Please explain a little about yourself.
I was born in 1942 in Budapest, Hungary, and emigrated to Sydney, Australia with my family at the age of 14. At the age of 16 I lost my father, and relocated to Melbourne in 1960, when my mother remarried.
Upon arrival in Melbourne, I commenced studies for an electrical engineering course at RMIT. After graduating I worked for the State Electricity Commission of Victoria as a cadet engineer.
I married in 1965 and have three children and eight grandchildren with my first wife. I divorced in 1986 and married my current wife, Deborah, in 1993. Deborah had two children. We now, together, have five children and 11 grandchildren.
What brought you to the HVAC&R industry?
In 1965 I left the SECV and took up a position as an engineer with my stepfather, who exported rabbit carcasses, boneless kangaroo meat, and boneless beef to the USA.
The company operated a number of ammonia pressure-plate freezers, blast freezers, and chiller and freezer storage rooms. There was a requirement to consolidate the production from all these facilities, and the profits were reinvested by adding more frozen storage space and establishing a cold storage company named Polar Cold Storage company.
I became a very hands-on cold store manager, and very quickly learned how to operate industrial ammonia refrigeration plants, as well as all operational and administrative aspects of managing a cold store.
I partially completed an air conditioning and refrigeration course at Swinburne Institute of Technology, but work and family pressures with three children resulted in not completing this additional diploma.
The cold storage company’s first external customer was a frozen vegetable producer, Wattie’s Pict, followed by Kraft Foods who were maturing bulk bins of cheese at our facility.
We quickly realised that there was good money to be made in cold storage, and later we gained a customer from Wodonga, with the work involving freezing and storing export lamb carcasses.

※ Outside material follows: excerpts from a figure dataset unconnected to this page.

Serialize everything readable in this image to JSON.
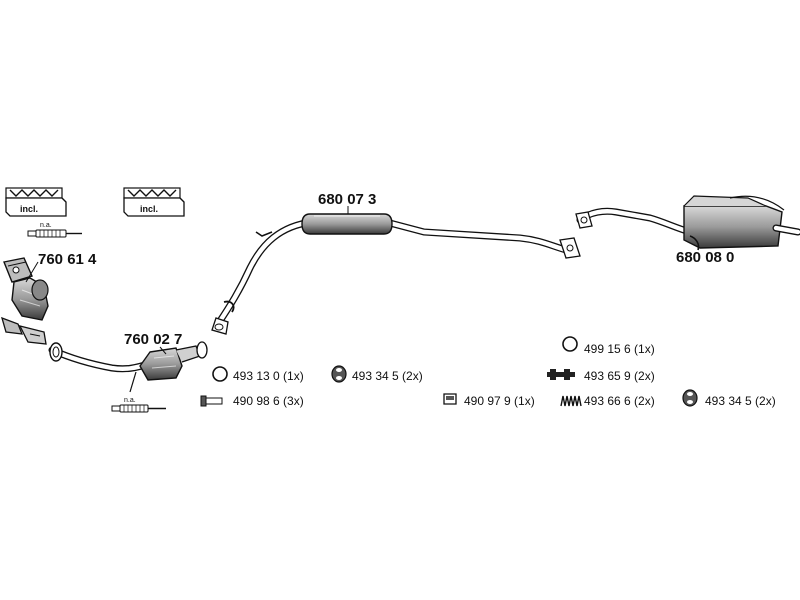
{
  "parts": {
    "cat_front": "760 61 4",
    "cat_rear": "760 02 7",
    "middle_muffler": "680 07 3",
    "rear_muffler": "680 08 0"
  },
  "badges": {
    "left": {
      "incl": "incl.",
      "na": "n.a."
    },
    "right": {
      "incl": "incl."
    },
    "sensor_bottom": {
      "na": "n.a."
    }
  },
  "accessories": [
    {
      "icon": "ring-gasket-icon",
      "text": "493 13 0 (1x)"
    },
    {
      "icon": "rubber-hanger-icon",
      "text": "493 34 5 (2x)"
    },
    {
      "icon": "bolt-icon",
      "text": "490 98 6 (3x)"
    },
    {
      "icon": "clamp-icon",
      "text": "490 97 9 (1x)"
    },
    {
      "icon": "ring-gasket-icon",
      "text": "499 15 6 (1x)"
    },
    {
      "icon": "long-bolt-icon",
      "text": "493 65 9 (2x)"
    },
    {
      "icon": "spring-icon",
      "text": "493 66 6 (2x)"
    },
    {
      "icon": "rubber-hanger-icon",
      "text": "493 34 5 (2x)"
    }
  ]
}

We built a new freezing chamber nearly every year until my stepfather passed away in late 1973. I designed and project-managed the construction of these new facilities.
After the death of my stepfather, there was a lot of friction with the new owners. In January 1975 I left Polar Cold Storage and started Oxford Cold Storage Company from a purpose-built 400-pallet freezer built at the rear of my first wife’s family’s poultry processing and distributing company.
Our clients were all the abattoirs and boning rooms in the Brooklyn and Laverton North areas of Melbourne. Again, the business was very successful, and we built one new freezer every year until we ran out of land adjacent to the poultry factory.
In 1980 we purchased the current Hume Road, Laverton North site of Oxford Cold Storage (now owned by Lineage AUS TRS P/L) and by 2013 became the largest Australian cold store on a single site, with a capacity for 165,000 pallets and employing 450 people. I designed and project-managed the construction of all the new buildings.
I have been very fortunate, as I have built dozens of new cool rooms and, as I also had to operate them, I have learned from my past mistakes and was able to improve the newer buildings. I found the AIRAH conferences particularly useful in keeping up with the latest trends in building and refrigeration plant design.
How long have you been a member of AIRAH?
I have been a member of AIRAH since September 1968.
What's your favourite HVAC&R-related memory?
I enjoyed attending many AIRAH conferences, subcommittees and information sessions. But my most memorable moment was receiving, in 1958, the IIR and AIRAH Thomas S Mort Award for my work toward energy management technology for electricity load shedding and rainwater harvesting for evaporative condensers.
How do you see the HVAC&R industry developing over the next 100 years?
I am unqualified to comment on heating and air conditioning. Third-party temperature distribution centres are getting larger, fully automated, with increased storage density in sealed high-rise chambers with minimum infiltration and increased energy efficiency.
I feel that ammonia refrigerant will still be the first choice for large industrial refrigeration plants. They will be very-small-charge systems possibly operating on renewable energy such as solar and wind, with some form of energy storage.